L’idea (e, appunto, la soluzione) è semplice, anche nell’applicazione: coinvolgere i territori nel processo di organizzazione del gioco pubblico (e, in particolare, nelle attività di controllo e contrasto all’illegalità), destinando una parte dei proventi alle amministrazioni locali. Per una perfetta applicazione del tanto sbandierato federalismo fiscale, al quale anche l’ultimo governo Berlusconi, in cui sedeva pure la Lega, ha voluto rinunciare. Sì, perché, già qualche anno fa si percepivano i primi disagi sui territori e la prevaricazione compiuta dal Legislatore con l’imposizione delle Vlt (le cui sale, come tutti sanno, non prevedono l’intervento dei sindaci per disporre una nuova apertura), si rivelò la goccia di troppo in un vaso già colmo. Ma l’esecutivo disse di no a una riforma di questo tipo, seppure in linea con le millantate politiche federaliste, spiegando di non potersi privare neppure di un centesimo dalle casse generali.

E l’ipotesi non è stata neppure valutata dal governo Monti, nonostante i tanti proclami e una serie di provvedimenti in materia di gioco. Ora però è il momento di attuare quella che appare, ormai, l’unica soluzione possibile, per rendere il gioco davvero sostenibile. La Delega fiscale è la vera occasione, lo abbiamo detto più volte, e il premier Letta, annunciando un piano di azione sul gioco, ha aperto la strada alla più importante delle riforme. I presupposti, di fatto, ci sono tutti, con il Governo che, oltre a sistemare la questione dei giochi, deve rispondere in maniera concreta alle pressioni dei Comuni, alla canna del gas dopo la scomparsa dell’Ici prima, e dell’Imu poi. E quei soldi che servono per rimettere in sesto le amministrazioni potrebbero arrivare proprio dai giochi. Magari pure dalle tanto odiate slot machine che in tanti posti vorrebbero togliere dai locali (del resto, qualcuno dovrà pur spiegare a questi amministratori che esiste una Costituzione).

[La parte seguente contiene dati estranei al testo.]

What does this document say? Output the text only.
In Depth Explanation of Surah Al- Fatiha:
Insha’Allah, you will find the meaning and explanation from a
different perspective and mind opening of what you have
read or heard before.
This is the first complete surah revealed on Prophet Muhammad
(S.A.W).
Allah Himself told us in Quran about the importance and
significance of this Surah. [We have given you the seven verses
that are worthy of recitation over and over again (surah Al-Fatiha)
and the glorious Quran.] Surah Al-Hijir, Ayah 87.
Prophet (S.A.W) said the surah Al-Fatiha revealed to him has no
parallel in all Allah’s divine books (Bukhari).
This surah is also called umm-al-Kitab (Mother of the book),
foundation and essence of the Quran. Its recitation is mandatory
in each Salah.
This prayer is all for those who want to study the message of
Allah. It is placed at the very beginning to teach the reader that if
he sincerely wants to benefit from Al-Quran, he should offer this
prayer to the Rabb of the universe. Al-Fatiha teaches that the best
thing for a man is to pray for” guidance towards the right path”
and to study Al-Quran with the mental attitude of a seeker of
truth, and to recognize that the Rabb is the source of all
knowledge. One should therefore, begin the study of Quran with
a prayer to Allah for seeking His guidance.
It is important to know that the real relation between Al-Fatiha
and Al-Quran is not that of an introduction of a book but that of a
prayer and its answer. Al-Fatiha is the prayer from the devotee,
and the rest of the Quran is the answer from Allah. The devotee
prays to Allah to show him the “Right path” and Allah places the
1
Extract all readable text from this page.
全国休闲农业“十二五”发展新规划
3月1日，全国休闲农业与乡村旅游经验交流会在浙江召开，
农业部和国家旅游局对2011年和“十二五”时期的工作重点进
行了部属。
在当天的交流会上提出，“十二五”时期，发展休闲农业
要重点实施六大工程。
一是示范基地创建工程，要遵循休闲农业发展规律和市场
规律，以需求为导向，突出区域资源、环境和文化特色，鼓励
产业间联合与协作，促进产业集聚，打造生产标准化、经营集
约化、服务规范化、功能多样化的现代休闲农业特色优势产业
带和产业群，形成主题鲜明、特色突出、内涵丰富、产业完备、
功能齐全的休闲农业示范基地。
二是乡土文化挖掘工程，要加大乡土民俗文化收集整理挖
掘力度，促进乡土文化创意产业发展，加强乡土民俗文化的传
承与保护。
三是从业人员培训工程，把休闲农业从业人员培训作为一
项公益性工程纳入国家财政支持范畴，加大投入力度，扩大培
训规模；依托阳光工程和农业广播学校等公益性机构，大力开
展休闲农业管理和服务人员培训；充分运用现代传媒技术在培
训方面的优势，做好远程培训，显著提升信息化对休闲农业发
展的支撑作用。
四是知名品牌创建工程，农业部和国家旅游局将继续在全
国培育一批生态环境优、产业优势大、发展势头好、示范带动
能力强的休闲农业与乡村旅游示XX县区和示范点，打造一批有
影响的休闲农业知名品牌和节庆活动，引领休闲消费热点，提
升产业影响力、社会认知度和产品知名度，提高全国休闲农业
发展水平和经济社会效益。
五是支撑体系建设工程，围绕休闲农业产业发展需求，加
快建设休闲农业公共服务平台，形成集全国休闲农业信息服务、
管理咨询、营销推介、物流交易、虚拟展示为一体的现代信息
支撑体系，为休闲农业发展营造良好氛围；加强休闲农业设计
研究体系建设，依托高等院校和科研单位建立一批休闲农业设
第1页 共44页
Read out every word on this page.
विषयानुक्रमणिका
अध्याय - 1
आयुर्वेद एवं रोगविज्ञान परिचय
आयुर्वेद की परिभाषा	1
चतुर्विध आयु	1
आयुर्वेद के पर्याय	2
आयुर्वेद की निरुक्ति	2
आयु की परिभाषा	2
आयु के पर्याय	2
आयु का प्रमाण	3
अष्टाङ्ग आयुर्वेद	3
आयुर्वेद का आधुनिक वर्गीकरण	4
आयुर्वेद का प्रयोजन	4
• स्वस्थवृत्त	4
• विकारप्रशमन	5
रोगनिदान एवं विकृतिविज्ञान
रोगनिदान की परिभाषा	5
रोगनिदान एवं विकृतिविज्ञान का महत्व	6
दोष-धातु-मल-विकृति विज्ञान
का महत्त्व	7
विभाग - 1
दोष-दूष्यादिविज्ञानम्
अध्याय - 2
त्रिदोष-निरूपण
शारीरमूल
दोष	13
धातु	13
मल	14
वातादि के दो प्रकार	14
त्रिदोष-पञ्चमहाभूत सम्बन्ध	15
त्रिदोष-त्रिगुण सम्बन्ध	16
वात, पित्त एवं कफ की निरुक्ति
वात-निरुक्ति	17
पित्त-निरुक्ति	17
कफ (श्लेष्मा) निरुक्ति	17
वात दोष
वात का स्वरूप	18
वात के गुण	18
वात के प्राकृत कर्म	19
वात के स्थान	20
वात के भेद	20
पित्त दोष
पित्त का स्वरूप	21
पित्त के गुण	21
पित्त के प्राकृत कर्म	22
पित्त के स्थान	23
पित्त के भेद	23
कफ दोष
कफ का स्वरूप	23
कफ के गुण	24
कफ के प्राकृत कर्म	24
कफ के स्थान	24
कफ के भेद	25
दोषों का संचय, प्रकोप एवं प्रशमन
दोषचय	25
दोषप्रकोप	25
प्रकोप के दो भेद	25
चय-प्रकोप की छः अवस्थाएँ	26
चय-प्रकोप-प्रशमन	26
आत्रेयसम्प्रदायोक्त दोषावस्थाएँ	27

Tanto basterebbe per rimettere in sesto il comparto, e per rispondere alle richieste dei sindaci che devono oggi attivare le Asl per la prevenzione e la cura delle dipendenze da gioco senza vedersi arrivare un centesimo. Del resto, situazioni analoghe si hanno anche in altri Paesi. Oltre a quelli di stampo federalista, come la Spagna o la Germania, anche in Regno Unito le regole dettate dalla Gambling Commission sulla distribuzione degli apparecchi sono declinate sui territori dalle amministrazioni locali. Per un mercato sostenibile e strettamente sorvegliato. Proprio quello che si chiede oggi al nostro Governo.

La soluzione, quindi, è a portata di mano. E il lavoro intrapreso dal ministro Delrio assieme al dicastero dell’Economia, potrebbe portare proprio in questa direzione. Sempre se il Governo rimanga in carica. Perché anche questa volta, come avviene da decenni in Italia, superata la fase degli annunci e giunti al momento delle riforme, iniziano le crisi. Ma se dovessimo tornare alle elezioni senza aver intrapreso questo cammino, magari mettendo pure in stand-by la Delega, il prossimo esecutivo non avrebbe più nulla da salvare, perché allora sarà già troppo tardi. Col risultato che a chiudere saranno anche quelle poche imprese sopravvissute alla crisi, andando a rincarare le cifre già deprimenti sulla disoccupazione. E non per un difetto di competitività, ma perché schiacciate da leggi insulse e dall’assenza di riforme. Per un vero disastro tricolore.